Wrong, some argue. They point to Richard Nixon, another California native.

Nixon was vice president and lost the top job to John F. Kennedy in 1960. Then he ran for California governor two years later — as Harris could — and was beaten by Democratic incumbent Pat Brown.

“Just think how much you’re going to be missing,” the bitter loser famously told reporters the morning after his embarrassing defeat. “You don’t have Nixon to kick around anymore. Because, gentlemen, this is my last press conference.”

Not quite.

Six years later, Nixon ran for president again and narrowly won. Some cite this comeback story as historic proof that a Harris race for governor could be a step back to the White House.

Here’s the fallacy in that scenario:

Nixon had six years to regroup and plan a campaign. Harris would have no grace period.

If Harris became governor in January 2027, she’d almost immediately need to begin running for president in the 2028 election. How opportunistic would that look? She’d be seen by voters everywhere as two-faced.

Harris could wait until her second gubernatorial term and run for president in 2032. But by then the political landscape will have changed. Unlike 2028, an incumbent president undoubtedly will be seeking reelection in 2032 — possibly a Democrat.

In 1968, Republican Nixon benefited greatly from a Democratic Party fractured by the Vietnam War. And if Democrat Robert F. Kennedy hadn’t been assassinated on election night after his California primary victory, I’m convinced he would have beaten Nixon in November.

Age also is a factor. Harris will be 68 in 2032. Nixon was only 55 when he won the presidency.

Harris could skip a gubernatorial bid and run again for president in 2028 when Trump is termed out. But I can’t see Democrats turning to her a second time after she lost to such a flawed human being as Trump.

Sure, the loss wasn’t all her fault. President Biden stubbornly refused to drop out of the race until it was too late for the vice president to build a strong national support base. But still she lost. And the Nixon fluke aside, parties don’t normally double down on losers.

So if she wants “to stay in the fight,” as she says, becoming governor seems her best option.

But she should expect a race, not a trot.
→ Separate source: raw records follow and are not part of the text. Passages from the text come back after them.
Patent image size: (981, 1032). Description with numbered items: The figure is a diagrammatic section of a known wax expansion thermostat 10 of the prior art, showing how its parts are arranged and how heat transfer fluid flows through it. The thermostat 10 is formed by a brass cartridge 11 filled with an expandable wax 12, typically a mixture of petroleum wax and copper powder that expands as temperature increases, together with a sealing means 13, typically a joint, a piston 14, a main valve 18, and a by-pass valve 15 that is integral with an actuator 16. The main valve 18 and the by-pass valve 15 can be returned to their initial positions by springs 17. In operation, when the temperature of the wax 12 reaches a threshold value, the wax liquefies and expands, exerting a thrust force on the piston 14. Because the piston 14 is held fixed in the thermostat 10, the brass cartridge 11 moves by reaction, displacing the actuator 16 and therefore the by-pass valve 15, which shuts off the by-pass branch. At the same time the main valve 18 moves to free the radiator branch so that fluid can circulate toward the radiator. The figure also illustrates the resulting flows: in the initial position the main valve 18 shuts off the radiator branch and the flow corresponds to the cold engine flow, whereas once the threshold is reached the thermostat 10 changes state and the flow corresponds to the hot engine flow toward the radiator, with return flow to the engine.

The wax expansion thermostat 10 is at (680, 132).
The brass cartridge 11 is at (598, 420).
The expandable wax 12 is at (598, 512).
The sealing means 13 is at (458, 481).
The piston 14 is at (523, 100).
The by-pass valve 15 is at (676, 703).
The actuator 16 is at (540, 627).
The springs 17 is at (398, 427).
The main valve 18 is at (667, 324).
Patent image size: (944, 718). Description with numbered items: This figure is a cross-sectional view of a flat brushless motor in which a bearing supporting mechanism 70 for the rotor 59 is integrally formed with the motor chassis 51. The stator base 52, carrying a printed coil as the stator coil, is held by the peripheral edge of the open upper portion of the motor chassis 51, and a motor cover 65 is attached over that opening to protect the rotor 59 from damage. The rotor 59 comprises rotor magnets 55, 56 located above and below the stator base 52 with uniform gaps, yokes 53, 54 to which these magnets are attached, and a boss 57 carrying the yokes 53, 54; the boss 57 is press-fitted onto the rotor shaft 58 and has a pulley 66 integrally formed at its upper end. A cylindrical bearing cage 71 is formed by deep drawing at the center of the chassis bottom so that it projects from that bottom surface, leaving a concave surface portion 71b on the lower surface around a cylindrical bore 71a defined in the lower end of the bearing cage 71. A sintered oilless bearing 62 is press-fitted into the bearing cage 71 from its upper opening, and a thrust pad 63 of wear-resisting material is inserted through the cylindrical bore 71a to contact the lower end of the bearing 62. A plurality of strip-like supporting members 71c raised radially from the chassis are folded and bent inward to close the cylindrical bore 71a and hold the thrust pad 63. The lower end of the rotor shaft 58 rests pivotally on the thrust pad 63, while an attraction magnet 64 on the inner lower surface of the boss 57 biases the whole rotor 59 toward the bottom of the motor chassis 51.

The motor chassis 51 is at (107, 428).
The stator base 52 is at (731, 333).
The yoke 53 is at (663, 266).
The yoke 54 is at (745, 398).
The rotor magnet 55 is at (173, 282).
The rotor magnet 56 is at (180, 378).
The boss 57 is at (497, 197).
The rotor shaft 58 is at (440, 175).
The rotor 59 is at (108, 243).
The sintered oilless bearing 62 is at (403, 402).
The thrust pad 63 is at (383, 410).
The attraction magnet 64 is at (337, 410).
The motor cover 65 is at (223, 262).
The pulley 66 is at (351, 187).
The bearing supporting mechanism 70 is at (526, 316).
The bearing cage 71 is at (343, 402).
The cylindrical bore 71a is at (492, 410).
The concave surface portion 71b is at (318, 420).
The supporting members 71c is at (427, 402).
She’d need to raise at least $50 million — maybe $100 million-plus. And she could do that with her access to hefty donors. But it would require energy, time and an earnest sales pitch.

Harris would need a strong message — something a lot more appealing than the “we’re not going back” yawner she used against Trump.

Because, face it, she didn’t run as well in California this year as Biden did in 2020. Harris trounced Trump by 20 percentage points, but Biden walloped him by 29.

And, despite being a U.S. senator, former California attorney general and ex-San Francisco district attorney, she was running far back in the polls in her home state before dropping out of the 2020 presidential primaries.

But because of her familiarity to voters, long elective resume and fundraising ability, Harris would be the undisputed front-runner for governor.

She’d practically clear the field immediately — prompting many current Democratic candidates to drop out and several others contemplating the run to forget it. Most couldn’t raise enough bucks to compete against her. That’s unfortunately the curse of contemporary politics.

But some strong competitor would probably emerge. Maybe a moderate Democrat with barrels of money.

Harris shouldn’t linger long in deciding. If she runs, it’d be best to start erecting the campaign machinery and selling herself around the state by spring.

Should she run? Definitely — if deep down she’d love to be the powerful governor of her native state, the world’s fifth-largest economy. If she truly wants to “stay in the fight.”